Warm up around the campfire with this perfect RVing recipe for cold weather camping. This chili recipe will become a staple for your household whether you’re at the campground or enjoying some time at the campground in the winter months. Get the full recipe below.
INGREDIENTS
- 1 Tbsp. olive oil
- 1 LB. ground beef
- 1 onion
- 2 stalks celery
- 1 green pepper
- 3 cloves garlic minced
- 2 Tbsp. chili powder
- 1 Tbsp. cumin
- 1 Tsp. salt
- ½ Tsp. pepper
- 2 14.5oz cans diced, fire roasted tomatoes
- 1-2 15 oz. cans pinto or kidney beans
- 2 Tbsp. tomato paste
- 1 bottle beer
- 2 boxes cornbread mix–We use Jiffy
- 2 eggs
- 2/3 c. milk
- 8 oz. shredded cheddar cheese
- 1 7 oz. can green chilies
DIRECTIONS
- Wash and dry all produce.
- Carefully, dice the onion, celery, and green pepper into small pieces.
- Build a strong fire and spread out the coals so that you have space to set the Dutch oven into the coals.
- Heat a drizzle of oil in the Dutch oven until it pops when flicked with water.
- Add the beef, onions, peppers, celery, and garlic.
- Cook until the veggies are soft and the meat is browned, and add the spices, tomatoes, beans, and tomato paste and beer into the Dutch oven.
- Stir until thoroughly combines and bring the pot to a simmer. Allow to cook for 5 minutes before removing from the heat.

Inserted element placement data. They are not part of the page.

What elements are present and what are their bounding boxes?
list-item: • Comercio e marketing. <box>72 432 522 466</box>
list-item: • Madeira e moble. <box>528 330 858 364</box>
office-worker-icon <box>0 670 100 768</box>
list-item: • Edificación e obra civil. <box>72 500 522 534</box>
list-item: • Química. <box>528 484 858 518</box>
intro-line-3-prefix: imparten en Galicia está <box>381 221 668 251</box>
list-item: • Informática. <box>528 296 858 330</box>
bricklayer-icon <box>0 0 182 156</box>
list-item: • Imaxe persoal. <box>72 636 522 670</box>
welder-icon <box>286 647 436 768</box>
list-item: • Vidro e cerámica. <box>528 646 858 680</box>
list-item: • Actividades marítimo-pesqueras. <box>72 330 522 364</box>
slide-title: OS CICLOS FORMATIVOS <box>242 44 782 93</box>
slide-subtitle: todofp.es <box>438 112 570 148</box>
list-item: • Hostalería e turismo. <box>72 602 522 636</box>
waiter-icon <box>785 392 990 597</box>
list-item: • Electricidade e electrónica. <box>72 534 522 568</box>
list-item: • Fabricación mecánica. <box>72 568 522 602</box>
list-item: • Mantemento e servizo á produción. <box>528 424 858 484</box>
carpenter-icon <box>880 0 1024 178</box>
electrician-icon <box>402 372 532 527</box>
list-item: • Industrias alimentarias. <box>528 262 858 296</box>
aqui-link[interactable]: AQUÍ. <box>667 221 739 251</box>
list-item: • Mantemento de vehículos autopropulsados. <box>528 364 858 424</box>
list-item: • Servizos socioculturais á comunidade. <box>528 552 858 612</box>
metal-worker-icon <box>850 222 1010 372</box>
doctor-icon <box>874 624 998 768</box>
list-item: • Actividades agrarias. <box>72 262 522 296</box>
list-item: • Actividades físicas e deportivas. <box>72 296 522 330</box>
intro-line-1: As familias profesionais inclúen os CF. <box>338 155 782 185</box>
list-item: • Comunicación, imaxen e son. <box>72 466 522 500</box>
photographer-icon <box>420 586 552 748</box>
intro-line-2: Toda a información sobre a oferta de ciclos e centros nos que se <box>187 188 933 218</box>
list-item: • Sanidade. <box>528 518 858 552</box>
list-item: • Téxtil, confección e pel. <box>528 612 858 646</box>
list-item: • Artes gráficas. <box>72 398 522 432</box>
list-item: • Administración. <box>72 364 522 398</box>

- Using a large bowl, mix the boxed cornbread, eggs, and milk together until combined but lumpy.
- Add cheese and chilies to the cornbread mix and fold them in gently.
- Top the chili with spoonfuls of the cornbread and then use a spoon to even out the mix on the top.
- Place the lid on the Dutch oven and return it to the coals. Set 10-12 coals on top of the lid to bake the cornbread evenly.
- Allow to cook for 10-20 minutes until the cornbread is cooked through. Rotate the lid and the pot in opposite directions every 5-8 minutes while cooking to avoid burning.
- Serve hot with sour cream, chopped green onions or chives, and cheese.